Margaret Loomis David, my mother, was born in Mobile, Alabama, on Dec. 25, 1912, and had always been robbed of gift-giving extravaganzas. We tried to make her feel special by wrapping presents in birthday paper as well as Christmas paper, and baking her birthday cake. I remember her crooked smile and red lipstick, her gray hair and dark eyes. The scent of her perfume, Shalimar, stayed with me for years after her death. I can still see her sitting on the end of our couch, cigarette smoke wafting in the air, her left leg securely tucked under her. Once a week my mom would visit the beauty parlor just up the street to have her hair shampooed and curled.

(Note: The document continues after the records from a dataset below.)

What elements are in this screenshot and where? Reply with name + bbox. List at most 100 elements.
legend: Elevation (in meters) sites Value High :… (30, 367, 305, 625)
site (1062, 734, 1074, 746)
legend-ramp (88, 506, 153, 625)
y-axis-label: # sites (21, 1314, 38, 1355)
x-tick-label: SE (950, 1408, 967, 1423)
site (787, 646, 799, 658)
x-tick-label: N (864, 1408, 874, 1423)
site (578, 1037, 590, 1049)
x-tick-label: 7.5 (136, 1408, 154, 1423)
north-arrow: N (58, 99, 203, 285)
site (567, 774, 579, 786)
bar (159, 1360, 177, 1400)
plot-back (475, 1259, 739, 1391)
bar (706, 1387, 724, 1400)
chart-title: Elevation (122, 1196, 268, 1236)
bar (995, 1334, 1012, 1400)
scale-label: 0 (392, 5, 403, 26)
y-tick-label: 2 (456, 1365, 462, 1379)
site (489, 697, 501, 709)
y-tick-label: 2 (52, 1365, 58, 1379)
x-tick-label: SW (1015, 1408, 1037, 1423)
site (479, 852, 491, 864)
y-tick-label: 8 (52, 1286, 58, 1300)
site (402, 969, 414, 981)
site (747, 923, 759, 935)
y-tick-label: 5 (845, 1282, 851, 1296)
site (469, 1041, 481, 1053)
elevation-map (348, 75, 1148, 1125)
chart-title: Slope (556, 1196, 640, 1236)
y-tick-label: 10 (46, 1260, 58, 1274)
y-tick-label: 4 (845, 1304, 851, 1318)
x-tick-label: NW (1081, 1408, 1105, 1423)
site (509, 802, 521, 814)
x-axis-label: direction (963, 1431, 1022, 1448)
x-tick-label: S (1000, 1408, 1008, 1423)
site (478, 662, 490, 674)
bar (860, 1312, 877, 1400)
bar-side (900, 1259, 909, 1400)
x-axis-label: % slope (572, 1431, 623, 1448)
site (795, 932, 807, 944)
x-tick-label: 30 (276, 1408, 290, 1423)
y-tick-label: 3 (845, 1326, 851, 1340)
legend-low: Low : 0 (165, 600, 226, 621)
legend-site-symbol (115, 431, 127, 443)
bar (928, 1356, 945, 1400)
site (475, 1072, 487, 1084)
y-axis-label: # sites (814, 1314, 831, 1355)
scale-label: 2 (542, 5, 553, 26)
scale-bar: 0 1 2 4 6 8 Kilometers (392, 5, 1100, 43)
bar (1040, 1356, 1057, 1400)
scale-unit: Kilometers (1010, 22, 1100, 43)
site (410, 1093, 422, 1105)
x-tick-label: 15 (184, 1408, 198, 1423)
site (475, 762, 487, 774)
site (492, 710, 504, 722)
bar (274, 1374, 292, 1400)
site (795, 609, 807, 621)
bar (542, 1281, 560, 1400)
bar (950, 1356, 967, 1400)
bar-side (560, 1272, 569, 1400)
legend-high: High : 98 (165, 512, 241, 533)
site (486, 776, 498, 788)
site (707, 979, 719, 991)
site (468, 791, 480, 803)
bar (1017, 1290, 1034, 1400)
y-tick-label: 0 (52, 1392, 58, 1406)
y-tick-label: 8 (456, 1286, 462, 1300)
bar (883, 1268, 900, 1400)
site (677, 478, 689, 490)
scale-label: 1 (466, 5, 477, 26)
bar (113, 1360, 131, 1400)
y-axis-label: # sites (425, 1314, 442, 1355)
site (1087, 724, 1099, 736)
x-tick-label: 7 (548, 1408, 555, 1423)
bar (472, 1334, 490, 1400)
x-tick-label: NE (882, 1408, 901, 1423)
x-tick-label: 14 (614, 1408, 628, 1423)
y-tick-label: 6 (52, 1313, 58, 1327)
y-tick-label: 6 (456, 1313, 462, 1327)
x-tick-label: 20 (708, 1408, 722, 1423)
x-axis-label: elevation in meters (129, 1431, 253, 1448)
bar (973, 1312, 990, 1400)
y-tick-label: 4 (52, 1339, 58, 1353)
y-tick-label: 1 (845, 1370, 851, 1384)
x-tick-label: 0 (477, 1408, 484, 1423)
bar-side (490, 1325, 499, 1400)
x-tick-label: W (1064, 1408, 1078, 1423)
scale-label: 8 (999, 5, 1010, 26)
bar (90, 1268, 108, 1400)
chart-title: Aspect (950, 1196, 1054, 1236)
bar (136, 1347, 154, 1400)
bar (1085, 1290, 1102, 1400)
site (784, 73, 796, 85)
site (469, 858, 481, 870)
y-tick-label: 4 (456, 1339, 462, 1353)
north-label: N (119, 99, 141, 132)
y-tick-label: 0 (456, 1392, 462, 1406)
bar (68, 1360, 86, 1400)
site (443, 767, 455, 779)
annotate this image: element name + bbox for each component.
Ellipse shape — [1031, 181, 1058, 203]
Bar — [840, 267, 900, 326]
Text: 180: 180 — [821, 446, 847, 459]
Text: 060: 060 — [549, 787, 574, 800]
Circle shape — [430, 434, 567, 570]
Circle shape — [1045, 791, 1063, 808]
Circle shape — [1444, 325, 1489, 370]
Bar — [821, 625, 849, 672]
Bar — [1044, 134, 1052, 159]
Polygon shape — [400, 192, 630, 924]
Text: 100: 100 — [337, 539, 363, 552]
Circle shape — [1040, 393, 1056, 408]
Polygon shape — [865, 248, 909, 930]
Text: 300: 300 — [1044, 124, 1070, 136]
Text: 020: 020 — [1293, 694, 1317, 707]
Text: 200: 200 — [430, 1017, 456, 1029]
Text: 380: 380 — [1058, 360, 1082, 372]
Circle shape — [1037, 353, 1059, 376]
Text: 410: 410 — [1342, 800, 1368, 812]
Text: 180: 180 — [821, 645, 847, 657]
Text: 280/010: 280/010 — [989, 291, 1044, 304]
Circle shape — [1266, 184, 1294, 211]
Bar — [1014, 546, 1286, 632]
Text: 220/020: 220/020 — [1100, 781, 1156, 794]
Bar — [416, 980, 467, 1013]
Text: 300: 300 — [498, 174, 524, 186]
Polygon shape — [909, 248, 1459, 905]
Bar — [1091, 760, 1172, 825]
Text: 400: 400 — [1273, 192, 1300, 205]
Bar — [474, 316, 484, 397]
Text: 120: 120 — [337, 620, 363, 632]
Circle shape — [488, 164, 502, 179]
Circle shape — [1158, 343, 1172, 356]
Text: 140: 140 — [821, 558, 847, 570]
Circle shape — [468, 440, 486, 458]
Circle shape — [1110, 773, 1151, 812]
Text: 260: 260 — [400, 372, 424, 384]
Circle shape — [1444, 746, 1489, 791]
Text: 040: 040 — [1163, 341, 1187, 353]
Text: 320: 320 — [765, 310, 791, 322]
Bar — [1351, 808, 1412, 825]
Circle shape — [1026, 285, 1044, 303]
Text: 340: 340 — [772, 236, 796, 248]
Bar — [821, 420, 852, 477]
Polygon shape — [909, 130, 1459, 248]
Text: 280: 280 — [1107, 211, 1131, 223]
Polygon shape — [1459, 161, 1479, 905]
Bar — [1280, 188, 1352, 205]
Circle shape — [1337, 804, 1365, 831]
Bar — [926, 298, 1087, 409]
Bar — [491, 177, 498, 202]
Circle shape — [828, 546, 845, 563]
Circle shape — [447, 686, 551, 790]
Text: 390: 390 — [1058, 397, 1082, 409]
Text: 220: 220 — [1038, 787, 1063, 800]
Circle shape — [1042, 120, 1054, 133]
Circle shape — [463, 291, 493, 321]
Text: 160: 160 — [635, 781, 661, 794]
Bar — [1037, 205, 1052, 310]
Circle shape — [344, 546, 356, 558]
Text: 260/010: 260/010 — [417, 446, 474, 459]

The bounce and color in her hair was eventually replaced with bobby-pins and hairspray and blue dye.

When the three of us kids came home from elementary school we tossed our school books onto the fireplace mantle, wired from our day and desperate for play. But our excitement would disturb her peace, and our world would become darkened like hers. Only moments after arriving into the 1953 flat-roofed house my father had built, we felt her damaged spirit as she sat there sipping on her whiskey, her near daily ritual. Her empty words "How was your day?" were a vacuous question.

The population of Anchorage in 1951, the year I was born, was 47,000. Located 61 degrees north, it is just north of Oslo, Norway, and St. Petersburg, Russia. It is a subarctic climate with the Northern Boreal Forest. Anchorage is located at the base of the Chugach Mountains and alongside the treacherous Cook Inlet waters of Southcentral Alaska. We lived one block south of the city limits in Anchorage, on 16th Avenue between L and K streets. It was a nice middle-class neighborhood with lots of kids. Almost everyone knew each other.